Airlines like Frontier and the late unlamented Spirit invented ultra cheap fares but where everything, including carryon luggage and picking your own seat costs extra. Gives a really great headline price but once you add “fries with that” it adds up to almost the same price as The Other Guys.
In response to Frontier, Spirit, et al, the majors began offering “basic economy” or similar names. Which is the ordinary coach seats, so much nicer seats with more legroom than on Frontier, but the same no-frills, everything costs extra al la carte approach to pricing. That way they appear competitively priced w Frontier when folks are searching flights on Expedia, TripAdvisor, Kayak, etc.

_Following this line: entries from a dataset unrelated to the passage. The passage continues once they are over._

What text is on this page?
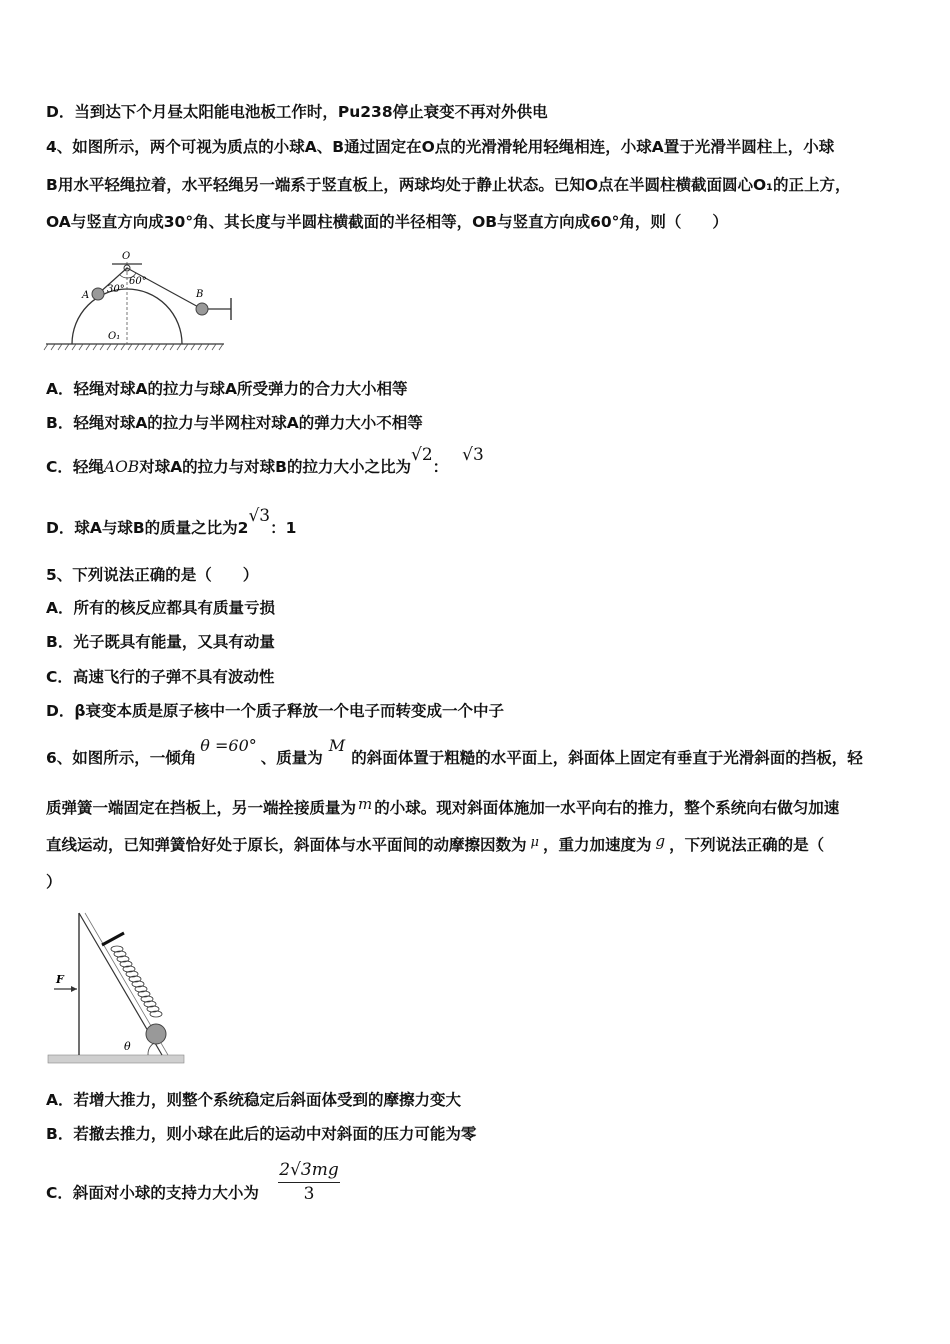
D．当到达下个月昼太阳能电池板工作时，Pu238停止衰变不再对外供电
4、如图所示，两个可视为质点的小球A、B通过固定在O点的光滑滑轮用轻绳相连，小球A置于光滑半圆柱上，小球
B用水平轻绳拉着，水平轻绳另一端系于竖直板上，两球均处于静止状态。已知O点在半圆柱横截面圆心O₁的正上方，
OA与竖直方向成30°角、其长度与半圆柱横截面的半径相等，OB与竖直方向成60°角，则（　　）
O
A	B
O₁
30°
60°
A．轻绳对球A的拉力与球A所受弹力的合力大小相等
B．轻绳对球A的拉力与半网柱对球A的弹力大小不相等
C．轻绳AOB对球A的拉力与对球B的拉力大小之比为√2：√3
D．球A与球B的质量之比为2√3：1
5、下列说法正确的是（　　）
A．所有的核反应都具有质量亏损
B．光子既具有能量，又具有动量
C．高速飞行的子弹不具有波动性
D．β衰变本质是原子核中一个质子释放一个电子而转变成一个中子
6、如图所示，一倾角θ =60°、质量为M的斜面体置于粗糙的水平面上，斜面体上固定有垂直于光滑斜面的挡板，轻
质弹簧一端固定在挡板上，另一端拴接质量为 m 的小球。现对斜面体施加一水平向右的推力，整个系统向右做匀加速
直线运动，已知弹簧恰好处于原长，斜面体与水平面间的动摩擦因数为 $^\mu$ ，重力加速度为 g ，下列说法正确的是（
）
F
θ
A．若增大推力，则整个系统稳定后斜面体受到的摩擦力变大
B．若撤去推力，则小球在此后的运动中对斜面的压力可能为零
C．斜面对小球的支持力大小为 $\frac{2√3mg}{3}$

The majors would love for that category of fares to go away. The recent death of Spirit is a promising omen in that direction.
Which leaves “classic” or similar names for the ordinary middle-of-the-road coach seating & included amenities.
As to “first class” and especially US domestic “first class” …
At least domestically, the front few rows with 4-abreast on narrowbodies and lots of legroom have not been called “First class” for about 30 years now. That’s “business class”. Why? Because in the 1990s there was a corporate fashion to not allow their employees to book “first class”. Sounded like wasting valuable shareholder profits on luxo perks for the execs and middle managers. No more “first class” for them.
So all the airlines almost instantly rebranded the same product either “business class” or “premium class”. Problem solved. The execs and frequent fliers and middle managers on expense accounts still sit up front, the shareholders and Wall Street analysts went away happy that they’d wrung more profit out of the company’s employees, and everybody won. Or thought they did.
Long haul international flights on US carriers and both short- and long-haul on non-US carriers’ practices are different yet again and more complex.
For example, last week I rode transatlantic on an Air France 777. There are 4 distinct levels of physical seating arrangement and doubtless about 2 dozen different fare categories for those seats: Seat map of Air France Boeing 777-300ER aircraft.
For anyone buying any air travel on any carrier, this website is a very valuable resources to separate the fare mumbo jumbo from the actual physical seating arrangements.